Üzerine asfalt döşenmiş yolların 2 metre altına yerleştirilmişler. Bazılarının çukurları elle açılamayacak kadar derin. Yani bir iş makinesiyle açıldıkları besbelli! Uzaktan kumandalı değiller, bu yüzden Jammerlar işe yaramıyor. Basit elektrik fünyeli düzenekler, 800-1000 m. öteye kadar uzatılmış ateşleme kabloları var.
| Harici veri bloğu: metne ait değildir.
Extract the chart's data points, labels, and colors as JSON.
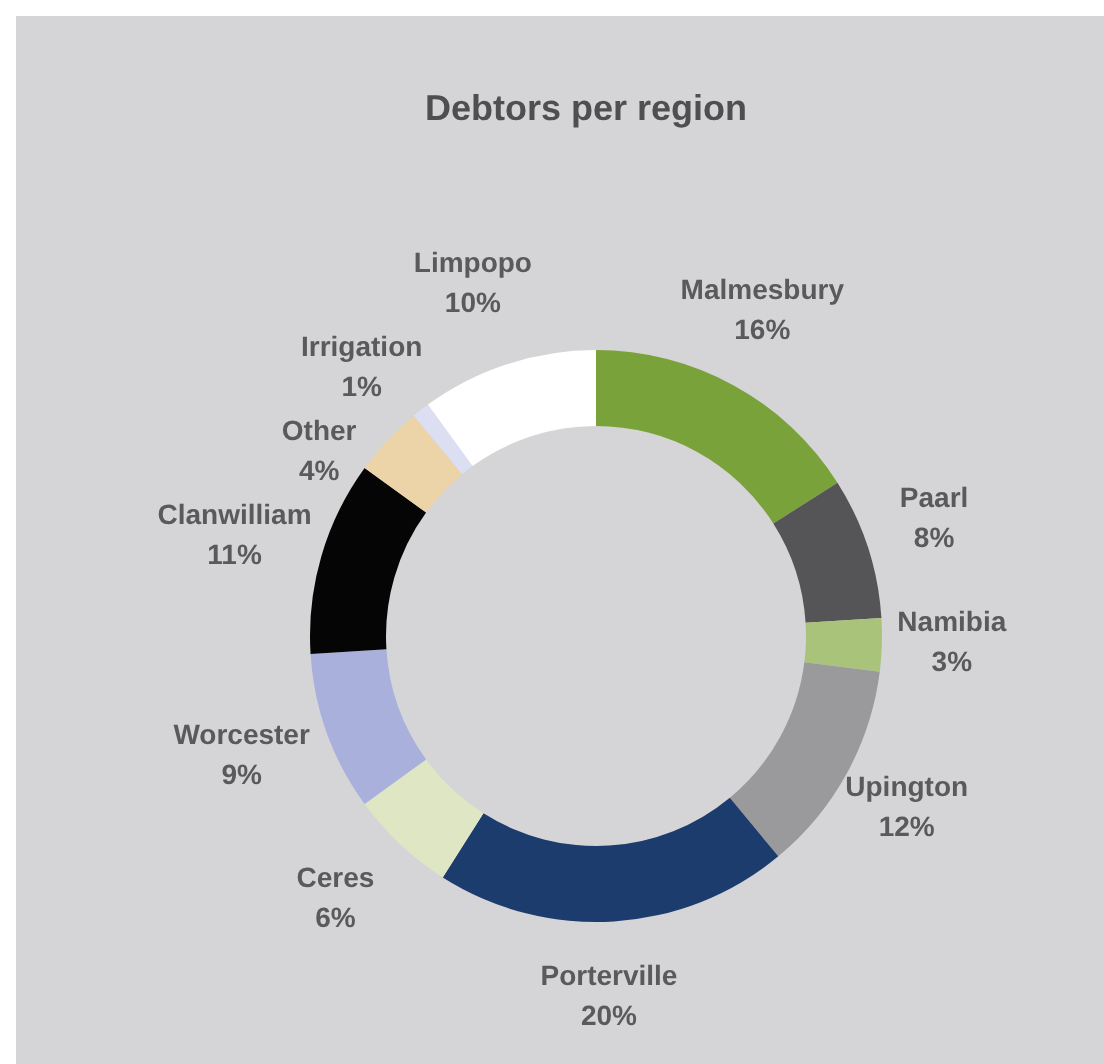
{
  "chart_data": {
    "type": "donut",
    "title": "Debtors per region",
    "categories": [
      "Malmesbury",
      "Paarl",
      "Namibia",
      "Upington",
      "Porterville",
      "Ceres",
      "Worcester",
      "Clanwilliam",
      "Other",
      "Irrigation",
      "Limpopo"
    ],
    "values": [
      16,
      8,
      3,
      12,
      20,
      6,
      9,
      11,
      4,
      1,
      10
    ],
    "value_labels": [
      "16%",
      "8%",
      "3%",
      "12%",
      "20%",
      "6%",
      "9%",
      "11%",
      "4%",
      "1%",
      "10%"
    ],
    "colors": [
      "#7aa23a",
      "#555557",
      "#a9c47a",
      "#9a9a9c",
      "#1d3c6e",
      "#dfe6c4",
      "#a9b0dc",
      "#050505",
      "#ecd3a8",
      "#dcdff2",
      "#ffffff"
    ],
    "legend": false
  }
}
Bazı yerlerde paralel ya da seri bağlı birkaç tane birden... Kabloların başına gidip güç kaynağını bağlamak yetiyor.
Nasıl yerleştirildiğine gelince...
Bugün Almanya’dan sığınma talep eden savcı Zekeriya var ya... Bülent Arınç’ların desteğinde, kışlaların bahçelerini kepçelerle kazıp, “duygusal devrimciler” dediği “masum” teröristlerin cesetlerini ararken... Başka kepçeler bu patlayıcıları yerleştirmek için yolları kazıyorlarmış, meğer... Sonra da barış pıtırcığı belediye başkanları, bu yollarda asfalt açılımı yapıyorlarmış.
Söz gelimi en son bu bombalardan biriyle 2 şehit 5 yaralı verdiğimiz Tekeli İç Güvenlik Taburu aranan birliklerden biriydi... İçinde ceset aranıp, askerler kafasını dışarıya çıkaramaz hale getirilirken, dışına mayın döşeniyormuş, meğer...
O yollara patlayıcı döşemek için kullanılan iş makineleri, Irak’ın kuzeyinden, taburu kazanlar da İstanbul’dan getirilmediğine göre... Lafın tamamı aptala söylenirmiş!..
Peki, Bülent Arınç o günlerde neler diyordu: “Devlet bağırsaklarını temizliyor.”
Bu noktaya, yaptığı benzetmeyi bile bağırsaktan çıkaran kafa yüzünden geldik.